Forecast time-series by cross-validation method and choose the best models automatically. It contains functions to perform cross-validation and to help decision on the best models according to some goodness of fit statistics, say: MAPE, MAE, RMSE, etc. Ideas like linearity and trend are used to help decision process.
Note: Contains some R functions from the non-official package cv.ts (thanks)
To install code run
devtools::install_github('evandeilton/cvforecast')
Note: There are lots of undocumented code. Use it as your own risk. If you want to help improve, please add comments in the Issues section!
This is the core function of the package. It computes multiple forecasts by the technique of Cross-Validation. The decision about the best models is based on linearity, trend, fit accuracy as for as residual analysis.
cvforecast(tsdata, tsControl = cvForecastControl(), fcMethod = NULL, ...)
# Args
tsdata # data.frame type date-value, ts, mts or xts time series object
tsControl # generic control with several args for the modelling process.
fcMethod # accept the forecast method fefined by the user. This argument
# can be a string or a list, eg. fcMethod = "fc_ets" or a list as
# fcMethod = list("fc_ets", "fc_hws"). If NULL, decision is made
# automatically.
Define cross validation parameters
require("cvforecast")
myControl <- cvForecastControl(
minObs = 14, # minimum of observations
stepSize = 10, # step size for resampling
maxHorizon = 30, # forecast horizon
summaryFunc=tsSummary, # function to sumarize cross-validation accuracy
cvMethod="MAPE", # accuracy statistic choice for decicion
tsfrequency='day', # data frequency
OutlierClean=FALSE, # clean outlier in data
dateformat='%d/%m/%Y %H:%M:%S') # date format is factor or character
Paralell execution improves the processing time
require("doParallel") # extra package for paralelization
cl <- makeCluster(4, type='SOCK') # 4 is the number os logical cores. Edit as your own!
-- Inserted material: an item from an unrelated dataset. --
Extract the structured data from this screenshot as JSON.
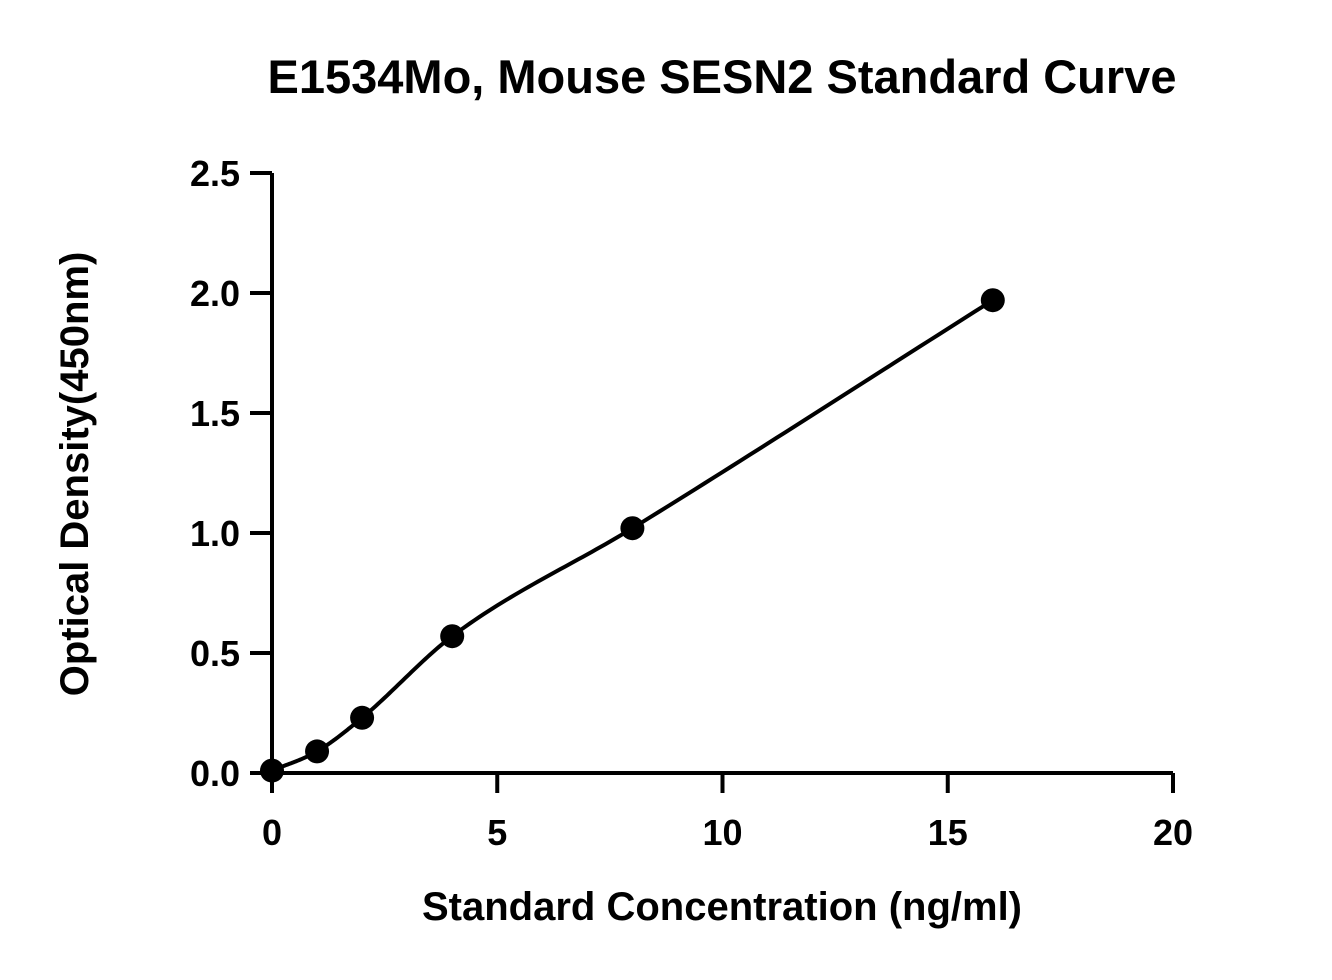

registerDoParallel(cl) # register cluster
Load data and convert to 'ts'
data(datasample, package="cvforecast")
tsdata <- ConvertData(datasample[,1:6],
dateformat='%d/%m/%Y %H:%M:%S', tsfrequency = "day",
OutType="ts")
table(sapply(tsdata, class)) # check class to confirm conversions
dim(tsdata)
Looping for several forecasts
require("plyr")
FF <- llply(tsdata, function(X) {
fit <- try(cvforecast(X, myControl))
if(class(fit) != "try-error") {
return(fit)
} else NA
}, .progress = "time")
Summary statistics for first list of best models from the first variable.
summary(FF[[1]])
plot(FF[[1]])
str(FF[[1]])
stopCluster(cl)